In Wisconsin in 2021, according to crime data from the state Department of Justice, there were 1,853 reported incidents of rape, 18 reported incidents of incest and 715 incidents of statutory rape — cases in which the victim was a minor and therefore legally unable to consent to sex.

Through mid-July of 2022, just in Madison and Milwaukee, there have been dozens of reported incidents of sexual assault with victims younger than 18 years old. According to data obtained by the Wisconsin Examiner from the Madison and Milwaukee police departments, Milwaukee has had 38 reports of sexual assault in which the victim was between 10 and 17 years old while Madison has had 13 such reports.

This data is excluding reports of sexual offenses against children such as 4th degree sexual assault, fondling or sexual assault with an object, that don’t include penetrative sex. The data does not include the gender of the victim, but 82% of juvenile sex assault victims are female, according to the Rape, Abuse & Incest National Network (RAINN).

Under the current abortion ban and the stated plans of the Republican candidates for governor not to add any exemptions, when children are victims of rape, as in the 51 reported cases in Madison and Milwaukee this year, if they become pregnant, would not  be able to access abortion care where they live.

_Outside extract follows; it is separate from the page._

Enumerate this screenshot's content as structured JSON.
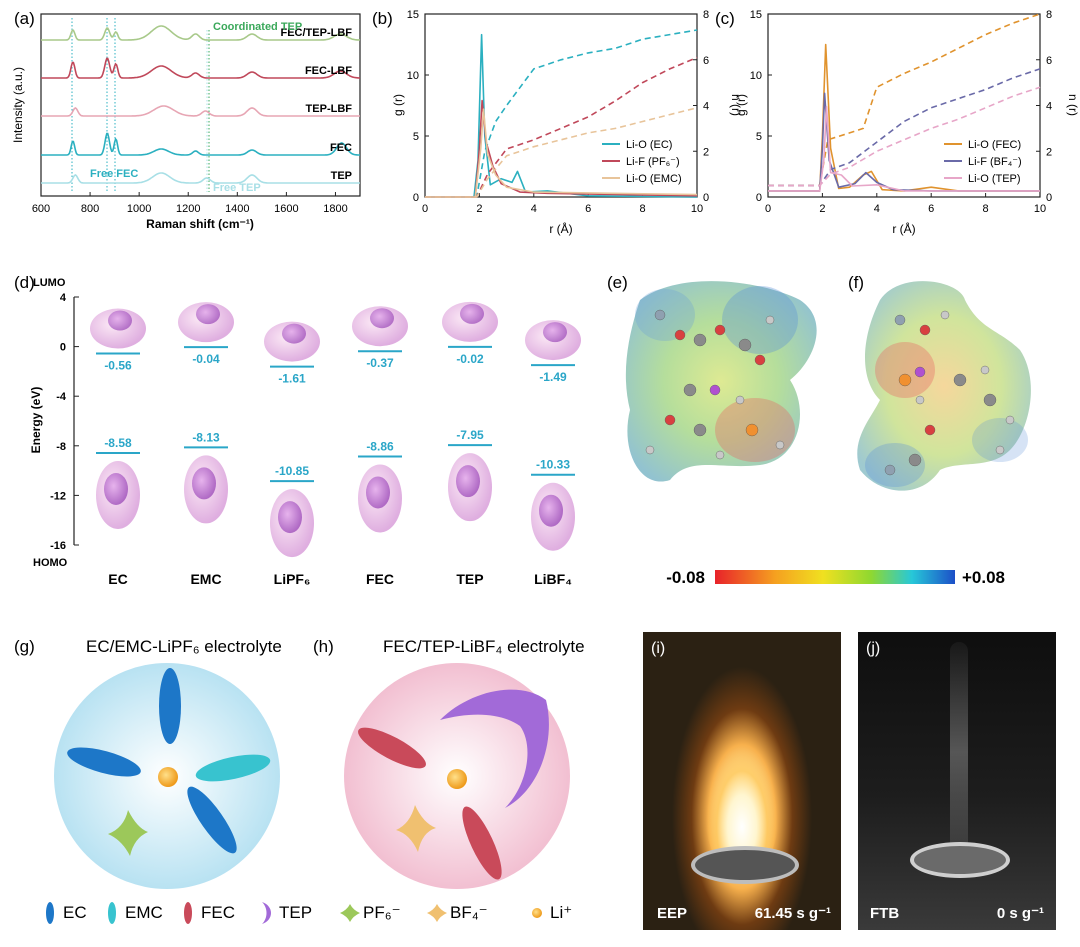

While abortions provided to patients less than 18 years old are rare, they do occur. In 2020, the last year for which data is available, there were 14 abortions performed on patients under the age of 15 and 174 on patients between 15 and 17, according to the state Department of Health Services.

In nearly all the cases, the patient was able to receive the abortion after getting parental consent. Prior to the reinstitution of the state’s abortion ban, minor sexual assault victims could access abortion care without parental consent if they reported the assault to law enforcement and made a written statement that the pregnancy was a result of the assault.

Not a single minor who received an abortion in Wisconsin since 2010 used this method of avoiding the parental consent requirement, the DHS data shows, but the data does not note if any of the minors who did receive consent were also sexual assault victims.

Abortion patients under the age of 18 made up just 3% of the abortions performed in the state in 2020, but adolescent pregnancies carry higher risks of complications, according to the World Health Organization.

The Kleefisch, Michels and Ramthun campaigns did not respond to requests for comment.